Insiang (Lino Brocka, 1976)

Mona Lisa and Hilda Koronel in Insiang

Cast: Hilda Koronel, Mona Lisa, Ruel Vernal, Rez Cortez, Nina Lorenzo, Marlon Ramirez, Mely Mallari, Carpi Asturias. Screenplay: Mario O'Hara, Lamberto E. Antonio. Cinematography: Conrado Baltazar. Art direction: Fiel Zabat. Film editing: Augusto Salvador. Music: Minda D. Azarcon.

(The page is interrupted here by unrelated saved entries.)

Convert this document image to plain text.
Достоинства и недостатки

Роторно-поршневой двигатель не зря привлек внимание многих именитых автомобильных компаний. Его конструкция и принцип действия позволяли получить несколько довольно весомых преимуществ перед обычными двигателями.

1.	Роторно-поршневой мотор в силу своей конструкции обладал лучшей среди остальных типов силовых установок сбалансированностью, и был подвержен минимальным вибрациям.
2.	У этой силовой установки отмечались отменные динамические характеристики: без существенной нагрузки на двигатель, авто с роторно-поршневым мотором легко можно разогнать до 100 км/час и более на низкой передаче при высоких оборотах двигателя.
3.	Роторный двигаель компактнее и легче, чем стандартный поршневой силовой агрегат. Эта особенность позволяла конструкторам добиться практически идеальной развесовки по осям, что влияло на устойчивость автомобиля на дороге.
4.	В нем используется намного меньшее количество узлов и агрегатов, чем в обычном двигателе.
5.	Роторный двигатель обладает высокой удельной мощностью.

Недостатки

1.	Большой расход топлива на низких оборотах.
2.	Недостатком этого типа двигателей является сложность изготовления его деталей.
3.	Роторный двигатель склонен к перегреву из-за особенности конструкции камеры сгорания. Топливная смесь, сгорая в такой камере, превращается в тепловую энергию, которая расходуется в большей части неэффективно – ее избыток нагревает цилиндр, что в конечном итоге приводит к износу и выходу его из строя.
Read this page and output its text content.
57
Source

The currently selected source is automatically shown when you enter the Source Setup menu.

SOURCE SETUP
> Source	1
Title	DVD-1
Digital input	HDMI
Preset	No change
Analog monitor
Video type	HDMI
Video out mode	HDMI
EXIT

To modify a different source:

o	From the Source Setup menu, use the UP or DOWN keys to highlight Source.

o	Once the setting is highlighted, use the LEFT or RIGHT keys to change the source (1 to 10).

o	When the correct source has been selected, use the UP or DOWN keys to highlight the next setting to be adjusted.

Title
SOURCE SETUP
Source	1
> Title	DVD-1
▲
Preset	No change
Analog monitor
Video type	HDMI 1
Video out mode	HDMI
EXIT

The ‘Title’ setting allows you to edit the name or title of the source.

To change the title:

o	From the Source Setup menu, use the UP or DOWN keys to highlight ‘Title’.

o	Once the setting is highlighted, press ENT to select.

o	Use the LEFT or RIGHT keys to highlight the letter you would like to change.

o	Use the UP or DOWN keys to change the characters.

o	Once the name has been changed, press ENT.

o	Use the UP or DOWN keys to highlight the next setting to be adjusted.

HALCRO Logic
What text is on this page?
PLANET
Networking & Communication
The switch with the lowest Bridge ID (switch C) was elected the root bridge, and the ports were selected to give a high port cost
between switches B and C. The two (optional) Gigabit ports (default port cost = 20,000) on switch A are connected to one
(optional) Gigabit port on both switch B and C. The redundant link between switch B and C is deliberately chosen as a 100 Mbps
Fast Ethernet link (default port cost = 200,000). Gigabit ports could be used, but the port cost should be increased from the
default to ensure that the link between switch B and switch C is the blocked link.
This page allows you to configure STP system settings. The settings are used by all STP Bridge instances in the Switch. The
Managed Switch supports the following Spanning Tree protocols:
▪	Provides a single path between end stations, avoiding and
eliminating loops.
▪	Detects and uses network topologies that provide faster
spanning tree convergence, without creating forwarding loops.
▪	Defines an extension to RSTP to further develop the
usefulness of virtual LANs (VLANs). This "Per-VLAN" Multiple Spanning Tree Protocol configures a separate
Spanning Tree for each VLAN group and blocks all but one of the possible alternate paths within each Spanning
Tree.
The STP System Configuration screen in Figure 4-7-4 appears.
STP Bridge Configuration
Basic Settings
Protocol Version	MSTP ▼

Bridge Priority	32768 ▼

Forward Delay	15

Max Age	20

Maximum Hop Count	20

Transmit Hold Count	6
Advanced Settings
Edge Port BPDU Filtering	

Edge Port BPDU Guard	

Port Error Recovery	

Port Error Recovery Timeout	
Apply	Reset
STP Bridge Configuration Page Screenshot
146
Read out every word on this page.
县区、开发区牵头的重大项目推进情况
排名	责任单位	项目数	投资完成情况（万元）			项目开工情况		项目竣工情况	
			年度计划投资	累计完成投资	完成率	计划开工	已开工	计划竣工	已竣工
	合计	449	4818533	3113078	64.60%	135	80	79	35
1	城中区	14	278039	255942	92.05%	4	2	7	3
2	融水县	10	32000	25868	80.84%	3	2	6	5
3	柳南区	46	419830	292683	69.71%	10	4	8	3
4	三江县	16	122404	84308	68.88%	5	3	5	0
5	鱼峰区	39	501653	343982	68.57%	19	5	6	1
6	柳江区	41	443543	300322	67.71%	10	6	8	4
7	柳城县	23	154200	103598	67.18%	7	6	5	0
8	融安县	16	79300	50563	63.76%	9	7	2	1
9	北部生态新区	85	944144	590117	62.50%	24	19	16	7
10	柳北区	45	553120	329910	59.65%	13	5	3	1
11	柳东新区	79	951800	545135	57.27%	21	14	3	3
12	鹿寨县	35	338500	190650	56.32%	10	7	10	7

Lino Brocka's Insiang begins with a scene of pigs in an abattoir that's likely to put most carnivores off their feed for a while. It sets the tone for a story whose neo-realist approach is tinged with overtones of Greek myth: a tale of revenge that centers on a young woman betrayed by her lover as well as by her mother and her mother's lover. Think of Medea or Elektra brought up in the slums of Manila. The title character, played beautifully by Hilda Koronel, lives with her tense, quarrelsome mother, Tonya (Mona Lisa), who takes out her fury on Insiang at having been left by her husband. Then Tonya takes a much younger lover, Dado (Ruel Vernal), who furtively lusts after the pretty daughter. Insiang has a suitor her own age, Bebot (Rez Cortez), who wants her to sleep with him, but she insists on waiting until they have good jobs -- unemployment is rife in the slums -- and get married. But when Dado, who has moved in with the two women, rapes Insiang and then lies to Tonya that the young woman provoked him by bathing and sleeping naked, Insiang agrees to spend the night with Bebot and to begin a life with him. She wakes up in the sleazy hotel to find that Bebot has already gone, and when she finally finds him he gives her a cold shoulder. At this point, Insiang, once mild-mannered and long-suffering, turns into a woman bent on revenge, and finds ways to inflict it on Bebot, Dado, and her mother. Lino Brocka's direction and the performances by actors drawn from his theatrical company elevate the film into something of a small tour de force: It was shot in only seven days in places where it must have been difficult to film. There are no overt political messages being delivered by the film, but it's hard to avoid the consciousness that people have been forced into lives like these and shouldn't be. Is it enough to note that Imelda Marcos hated the film?